Pets

Gradual introduction of new pet is best

How do you introduce a new pet to animals already in the home? This question came recently from a reader named Bev, who said she was bringing a Maltese into her home, where she already has a 6-year-old German shepherd named Luke. Luke is neutered and always got along well with Bev's other dog, which died two years ago.

In addition to the general introduction, Bev will need to take into account the physical size and strength differences between her two dogs, and not just while the Maltese is a puppy.

When introducing a new puppy into my household, I tend to go slowly. Since the ultimate goal is to have all of my dogs get along well long-term, I want to make sure I foster good relationships from the beginning. I always introduce a new puppy to the pack with a barrier between them — a baby gate, a screen door, an exercise pen, etc.

Rather than orchestrate an up-close introduction, I simply allow the puppy to be loose in the contained area and allow the adult dogs free access to the rest of the house. This way, they can explore and get to know one another in their own way.

Perhaps the puppy isn't confident enough initially to get up close to the barrier with the adult dogs right on the other side. The puppy might feel more comfortable watching the other dogs from a distance at first.
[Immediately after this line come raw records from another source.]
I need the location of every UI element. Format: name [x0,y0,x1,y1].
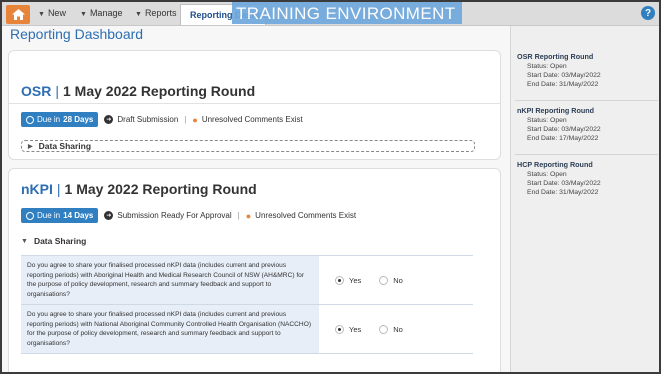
due-badge: Due in 14 Days [21,208,99,223]
no-option[interactable]: No [379,324,403,334]
answer-options: Yes No [319,256,473,304]
app-window: ▼New ▼Manage ▼Reports Reporting Dashboar… [0,0,661,374]
question-text: Do you agree to share your finalised pro… [21,256,319,304]
question-row: Do you agree to share your finalised pro… [21,256,473,305]
nkpi-round-card: nKPI | 1 May 2022 Reporting Round Due in 14… [8,168,501,372]
round-summary-nkpi: nKPI Reporting Round Status: Open Start … [517,106,601,142]
chevron-down-icon: ▼ [21,237,28,245]
osr-data-sharing-accordion[interactable]: ▶ Data Sharing [21,140,475,152]
clock-icon [26,211,34,220]
submission-status: Submission Ready For Approval [117,211,232,220]
comment-icon: ● [192,114,198,125]
comments-status: Unresolved Comments Exist [255,211,357,220]
page-title: Reporting Dashboard [10,26,144,42]
no-radio[interactable] [379,275,389,285]
chevron-right-icon: ▶ [28,143,33,150]
yes-radio[interactable] [335,275,344,285]
round-summary-osr: OSR Reporting Round Status: Open Start D… [517,52,601,88]
nav-menu-new[interactable]: ▼ New [38,8,66,18]
no-option[interactable]: No [379,275,403,285]
home-icon [11,9,25,20]
caret-down-icon: ▼ [80,11,87,18]
nkpi-status-row: Due in 14 Days ➜ Submission Ready For App… [21,208,356,223]
comment-icon: ● [245,210,252,221]
answer-options: Yes No [319,305,473,353]
question-row: Do you agree to share your finalised pro… [21,305,473,354]
comments-status: Unresolved Comments Exist [201,115,303,124]
status-arrow-icon: ➜ [104,115,114,124]
home-button[interactable] [6,5,30,24]
nav-menu-reports[interactable]: ▼ Reports [135,8,176,18]
yes-radio[interactable] [335,324,344,334]
top-navigation-bar: ▼New ▼Manage ▼Reports Reporting Dashboar… [2,2,659,26]
status-arrow-icon: ➜ [104,211,114,220]
nkpi-data-sharing-accordion[interactable]: ▼ Data Sharing [21,236,86,246]
osr-status-row: Due in 28 Days ➜ Draft Submission | ● Unr… [21,112,303,127]
data-sharing-questions: Do you agree to share your finalised pro… [21,255,473,354]
yes-option[interactable]: Yes [335,324,361,334]
submission-status: Draft Submission [117,115,179,124]
help-icon[interactable]: ? [641,6,655,20]
clock-icon [26,115,34,124]
yes-option[interactable]: Yes [335,275,361,285]
caret-down-icon: ▼ [135,11,142,18]
no-radio[interactable] [379,324,389,334]
osr-round-card: OSR | 1 May 2022 Reporting Round Due in 28 … [8,50,501,160]
round-summary-hcp: HCP Reporting Round Status: Open Start D… [517,160,601,196]
nav-menu-manage[interactable]: ▼ Manage [80,8,122,18]
question-text: Do you agree to share your finalised pro… [21,305,319,353]
caret-down-icon: ▼ [38,11,45,18]
training-environment-banner: TRAINING ENVIRONMENT [232,2,462,24]
nkpi-card-title: nKPI | 1 May 2022 Reporting Round [21,181,257,197]
reporting-rounds-panel: OSR Reporting Round Status: Open Start D… [510,26,659,372]
due-badge: Due in 28 Days [21,112,99,127]
osr-card-title: OSR | 1 May 2022 Reporting Round [21,83,256,99]
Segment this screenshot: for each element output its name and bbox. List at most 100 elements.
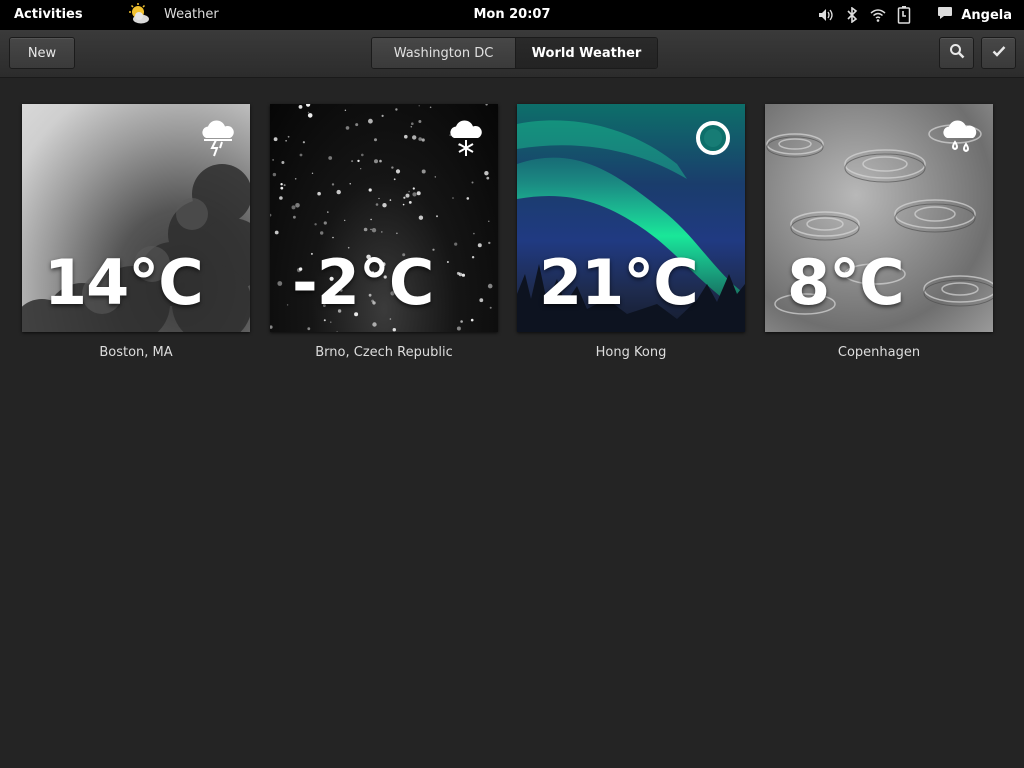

Plus, introducing the dogs in this manner allows each to become familiar with the others — how they smell, how they move, what they sound like — before any direct contact.

Once all dogs have grown accustomed to one another's presence — and this may take a few days or weeks — I begin to take the pup out of the containment area and allow, with plenty of supervision, some direct contact with the adult dogs.

If the adult dogs have become used to the new puppy behind the barrier, then direct contact should result only in some initial curiosity before the dogs resume regular activities.

My goal with each new puppy is to get a strong bond developed between us before the pup has much access to the other dogs. This means that interaction with the adult dogs is limited. Especially with the size difference between a Maltese puppy and a German shepherd, even gentle play could accidentally result in injury.

And I wouldn't want the puppy to be disciplined by the older dog, for the same reason.

If, for example, the Maltese saunters up to Luke while he is eating and tries to steal a morsel from the food bowl, Luke may respond with a gentle scolding — a hard eye stare or a low growl, which should warn off the puppy, or he may choose to snap at her instead, which could result in an injury.

Initially, activities for each of these dogs will be different.

A puppy requires a lot of supervision and training in order to grow into a well-behaved adult, but Luke still needs attention as well.

Bev should treat the dogs as individuals and not set them up to compete with each other for her attention.

They will need to be walked and exercised separately, for example — the puppy will need to learn to walk on a leash, while Luke will require a longer and faster walk.

While it is certainly possible for Luke and the Maltese to eventually have total access to each other, and even play well together, this should happen gradually.

Many a small dog will run circles around a larger dog during play, and large dogs often play quite gently with their smaller friends, but I'd still recommend lots of supervision until the puppy is older, larger and less fragile.